Regarding the tool trippy itself: awesome visualizations!
The only way to reliably isolate packet loss to a hop on the path is to have a destination for testing where packets pass through that hop and is in its bailiwick which doesn't perform rate limiting or policing of ICMP traffic.
I like to always say that traceroute gives you the approximate path a packet will take, whereas ping is for end to end measurement and loss. I'm personally not a big fan of combining the two tools.
Being able to indicate cascading loss (e.g. path A->B->C->D) shows loss at B, C, and D, is worth bubbling up to the user to say there might be real issues. Also any indication of loss at D is also an issue. Trying to reconcile these scenarios with the UI matters, but I don't think there's an easy way. What I think is more important than UI that is sorely needed is documentation / users guide explaining how to read and understand these indicators. I know documentation is usually overlooked by users first trying out a program, but having it documented and explained can be used as a reference to point to a user that is misunderstanding the tool. I found that MTR didn't have this much needed documentation / reference that people would easily misunderstand the tool and it was a herculean effort to correct them.

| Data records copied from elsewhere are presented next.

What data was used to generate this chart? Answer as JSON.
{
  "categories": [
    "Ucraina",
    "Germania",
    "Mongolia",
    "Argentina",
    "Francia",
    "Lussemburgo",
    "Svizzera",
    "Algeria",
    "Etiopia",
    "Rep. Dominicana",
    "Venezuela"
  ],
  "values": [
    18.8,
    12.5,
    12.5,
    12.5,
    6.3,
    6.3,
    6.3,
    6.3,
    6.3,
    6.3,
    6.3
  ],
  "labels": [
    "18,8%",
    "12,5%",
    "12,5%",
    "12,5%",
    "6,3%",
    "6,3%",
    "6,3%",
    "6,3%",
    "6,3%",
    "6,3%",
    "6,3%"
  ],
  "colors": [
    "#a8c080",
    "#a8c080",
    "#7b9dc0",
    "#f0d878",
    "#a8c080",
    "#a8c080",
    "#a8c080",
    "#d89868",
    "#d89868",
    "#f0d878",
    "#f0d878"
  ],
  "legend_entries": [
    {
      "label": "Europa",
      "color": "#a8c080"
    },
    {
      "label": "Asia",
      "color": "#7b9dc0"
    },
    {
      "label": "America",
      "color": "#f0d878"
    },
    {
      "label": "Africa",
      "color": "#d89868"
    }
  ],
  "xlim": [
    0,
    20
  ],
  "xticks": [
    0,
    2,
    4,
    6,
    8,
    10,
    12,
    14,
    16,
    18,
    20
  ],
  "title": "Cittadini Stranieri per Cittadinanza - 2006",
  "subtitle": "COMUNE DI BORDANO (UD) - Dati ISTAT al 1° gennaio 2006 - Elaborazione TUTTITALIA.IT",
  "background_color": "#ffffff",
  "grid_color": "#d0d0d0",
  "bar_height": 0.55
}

I would also like to point out that a 0% loss indicator at the destination isn't reliable either if the packets are spaced out with enough slack. One of my goto when testing packet loss of a link I've brought up is to smash a destination host with a ping flood, e.g. ping -c 100 -f 1.1.1.1. By inundating the link it helps provide a clear indicator if there is loss somewhere on the path (usually the first mile or the last). Cloudflare speedtest now has a packet loss tester that floods 1000 packets, although I'm not sure if it does it over an unreliable transport or not.
Regarding sending a ping flood, Trippy allow you to reduce the minimum and maximum round time (and grace period) to send packets almost as fast as you like. For example, to send at 50ms intervals (with a 10ms grace period):
> trip example.com -i 50ms -T 50ms -g 10ms
If D has 1% loss and B and C have 50%, is it fair to say A=0, B=1%, C=1%, D=1%?
MTR display of loss is indeed confusing, but when weird things are going on it can be helpful just stare at it a while to see what's going on. Trippy looks fantastic, and I need to play with it, but there are cases where I just want to stare at the path loss for a while.
There's no way to influence the TTL on TTL timed-out responses, is there? That'd be pretty cool if there were some way to get the return path of the intermediaries to reply.